Maputo, 15 fev 2026 (Lusa) — Pelo menos 17 mil clientes continuam sem eletricidade em Inhambane, de um total de 132 mil afetados, após a passagem do ciclone tropical intenso Gezani naquela província do sul de Moçambique, anunciou hoje a elétrica moçambicana.
“O ciclone Gezani afetou 132.000 clientes. Os trabalhos das equipas técnicas permitiram religar, até ao momento, 115.000. Estão ainda desprovidas de corrente elétrica 17.000 consumidores”, lê-se num comunicado da Eletricidade de Moçambique (EDM), enviado à comunicação social.
O ciclone, que atingiu a província na noite de sexta-feira, derrubou 61 postes de energia, 32 dos quais já foram repostos, faltando ainda 29, indica a EDM, referindo que equipas técnicas estão no terreno para garantir o reestabelecimento da corrente “o mais breve possível”.
A eletricidade foi restabelecida nas cidades de Inhambane e Maxixe e nos distritos de Homoíne, Morrumbene, Massinga e Funhalouro, aponta a empresa no documento.
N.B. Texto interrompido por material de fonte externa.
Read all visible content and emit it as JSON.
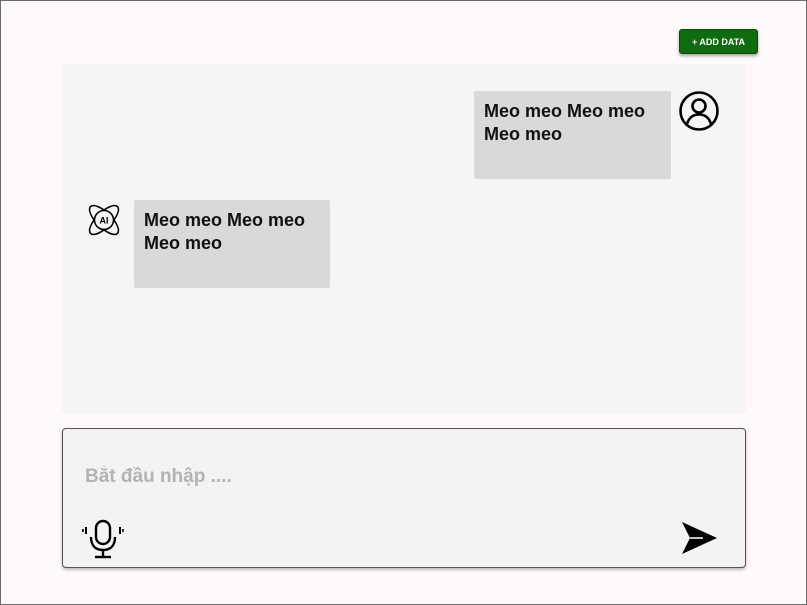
{
  "toolbar": {
    "add_data_label": "+ ADD DATA"
  },
  "chat": {
    "messages": [
      {
        "role": "user",
        "text": "Meo meo Meo meo Meo meo",
        "avatar_icon": "user-circle-icon"
      },
      {
        "role": "ai",
        "text": "Meo meo Meo meo Meo meo",
        "avatar_icon": "ai-atom-icon"
      }
    ]
  },
  "composer": {
    "placeholder": "Bắt đầu nhập ....",
    "value": "",
    "mic_icon": "microphone-icon",
    "send_icon": "send-icon"
  },
  "colors": {
    "accent": "#0f6b0f",
    "background": "#fff9f9",
    "chat_panel": "#f5f5f5",
    "bubble": "#d9d9d9"
  }
}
A EDM refere que foram acionados geradores de emergência para garantir serviços essenciais às áreas afetadas, mobilizadas equipas de reforço, meios e materiais para fazer face aos dados causados, além de ter sido ativado o comité de emergência da empresa para gestão e assistência ao período pós-ciclone.
A estatal moçambicana pede a tomada de medidas de prevenção, alertando que durante o período de corte de energia, todas as instalações devem ser consideradas como estando permanentemente em tensão.
Pelo menos quatro mortos, dois feridos e cerca de 500 pessoas afetadas pela passagem do ciclone tropical intenso Gezani na província de Inhambane, indicam dados preliminares do Instituto Nacional de Gestão e Redução do Risco de Desastres (INGD).
O ciclone destruiu parcial e totalmente um total de 1.262 casas e afetou 738 alunos, 217 salas de aula, 27 professores, 100 escolas e 17 blocos administrativos de educação, além de oito unidades de saúde e dois sistemas de abastecimentos de água.
Todos os 16 centros de acomodação abertos na província já foram encerrados, tendo albergado 809 pessoas.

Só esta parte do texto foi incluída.